Snow began to fall on Sunday and the inconvenience of outages from downed trees and power lines is being felt across the county. Emily Saad, 33, who initially received a notification that her electricity would be restored on December 31, lives with her 102-year-old grandmother, Emmeline Saad, with her mother and husband on Sand Ridge Road in South County , an area where 2,675 customers were affected on Wednesday, according to data from PG&E.
“For a 102-year-old woman, almost a 103-year-old woman, that’s pretty awkward,” Emmeline said. “Thank goodness I have my family and I am not on oxygen.”
Emily has lived in Placerville for 1 1/2 years. Emmeline moved from Ohio to live with Emily this summer.
“We feel really bad because it’s cold and we can’t make her comfortable 24/7,” Emily said. “She is coughing, she has breathing problems. So those are definitely exacerbated, but she does a great job of being a real soldier through it. “
Emily said if the generator is not on, Emmeline is bundled up in her room with lots of blankets and immediately walks past her heater when the power is on. AccuWeather reported a high of 39 degrees Fahrenheit in Placerville on Wednesday and the temperature could drop to as low as 26 degrees on Friday.
Emily estimates that at least a few inches of snow has fallen in her neighborhood. She said she spent around $ 40 a day on propane and gas to run her low-power generator for eight to 12 hours.
“We’ve had to constantly go out and buy more gas this week just to make sure we’re in stock,” Emily told Mountain Democrat.
While they are careful not to run the generator around the clock, the cost of running their generator until Jan. 5 will cost them around $ 400, assuming power is restored, Emily said.
“We wouldn’t be able to be as stingy as we are now if she was on oxygen,” she added. “In fact, my neighbors have told me that their propane tanks are probably going to run out before January 5th, but we only have a small portable (generator). “
Residents across the county are in similar situations.
About 18,300 PG&E customers in the county went without power on Thursday, according to the PG&E outage website, compared to 27,000 El Dorado County customers who lost power on Monday.
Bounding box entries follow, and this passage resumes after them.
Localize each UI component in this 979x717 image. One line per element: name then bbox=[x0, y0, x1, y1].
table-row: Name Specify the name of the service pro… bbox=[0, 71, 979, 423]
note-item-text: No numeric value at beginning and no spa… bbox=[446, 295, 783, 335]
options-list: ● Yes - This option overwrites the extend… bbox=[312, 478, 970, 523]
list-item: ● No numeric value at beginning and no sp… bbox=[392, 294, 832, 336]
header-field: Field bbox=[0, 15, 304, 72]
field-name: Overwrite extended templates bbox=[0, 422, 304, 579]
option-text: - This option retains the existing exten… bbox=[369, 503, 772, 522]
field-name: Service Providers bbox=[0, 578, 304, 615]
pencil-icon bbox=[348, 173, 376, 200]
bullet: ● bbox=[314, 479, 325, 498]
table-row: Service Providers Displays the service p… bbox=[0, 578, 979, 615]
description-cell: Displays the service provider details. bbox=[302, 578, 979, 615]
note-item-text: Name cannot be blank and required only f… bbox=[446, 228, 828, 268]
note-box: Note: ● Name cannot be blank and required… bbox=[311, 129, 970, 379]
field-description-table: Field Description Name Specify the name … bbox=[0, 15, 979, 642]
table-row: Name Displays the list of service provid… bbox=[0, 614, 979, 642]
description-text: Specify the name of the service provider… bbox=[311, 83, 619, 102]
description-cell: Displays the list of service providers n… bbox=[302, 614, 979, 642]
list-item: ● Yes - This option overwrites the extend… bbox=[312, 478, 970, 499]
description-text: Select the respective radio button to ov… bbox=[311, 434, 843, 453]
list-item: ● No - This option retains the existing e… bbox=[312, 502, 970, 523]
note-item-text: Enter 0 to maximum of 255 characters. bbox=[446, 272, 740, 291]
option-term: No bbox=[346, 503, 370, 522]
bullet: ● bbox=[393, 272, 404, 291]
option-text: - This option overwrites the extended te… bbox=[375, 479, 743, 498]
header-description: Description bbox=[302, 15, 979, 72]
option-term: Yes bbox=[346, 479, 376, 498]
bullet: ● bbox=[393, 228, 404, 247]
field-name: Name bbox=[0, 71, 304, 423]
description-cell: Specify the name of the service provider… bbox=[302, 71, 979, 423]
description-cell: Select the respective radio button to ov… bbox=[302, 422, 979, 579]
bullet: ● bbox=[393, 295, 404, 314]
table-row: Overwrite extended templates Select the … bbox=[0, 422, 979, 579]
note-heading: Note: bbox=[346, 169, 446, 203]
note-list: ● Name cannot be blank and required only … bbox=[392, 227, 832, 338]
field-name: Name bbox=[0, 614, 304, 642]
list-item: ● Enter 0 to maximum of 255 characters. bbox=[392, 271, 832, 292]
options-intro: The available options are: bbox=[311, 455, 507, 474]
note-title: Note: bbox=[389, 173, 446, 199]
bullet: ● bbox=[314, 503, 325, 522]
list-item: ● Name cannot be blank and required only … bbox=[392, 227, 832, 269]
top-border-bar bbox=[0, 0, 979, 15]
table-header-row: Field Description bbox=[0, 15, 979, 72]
Residents of the Georgetown area say more than 20 inches of snow has fallen in parts of the ditch. Residents of Pollock Pines say they received more than 2 feet of snow.
In addition, felled trees and heavy snow made it difficult to travel around the county.
The Georgetown Fire Department on Tuesday reported felled trees, power lines and auto collisions on Highway 193 and Wentworth Springs Road and even got a local resident’s help with a tractor on Wednesday to clear a path while responding to a medical emergency on Forest View Drive.
The fire department reported two days of non-stop service calls.
The El Dorado County Sheriff’s Office announced on Facebook that Sheriff John D’Agostini, acting as Director of Emergency Services, has signed a local emergency proclamation due to the storms, which is the first step in making state emergency funds available to El Dorado County for infrastructure repairs. .
Assembly Member Kevin Kiley (R-Rocklin) on Thursday called on Governor Gavin Newsom to deploy the National Guard to assist residents of El Dorado County without power, according to a press release from Kiley’s office.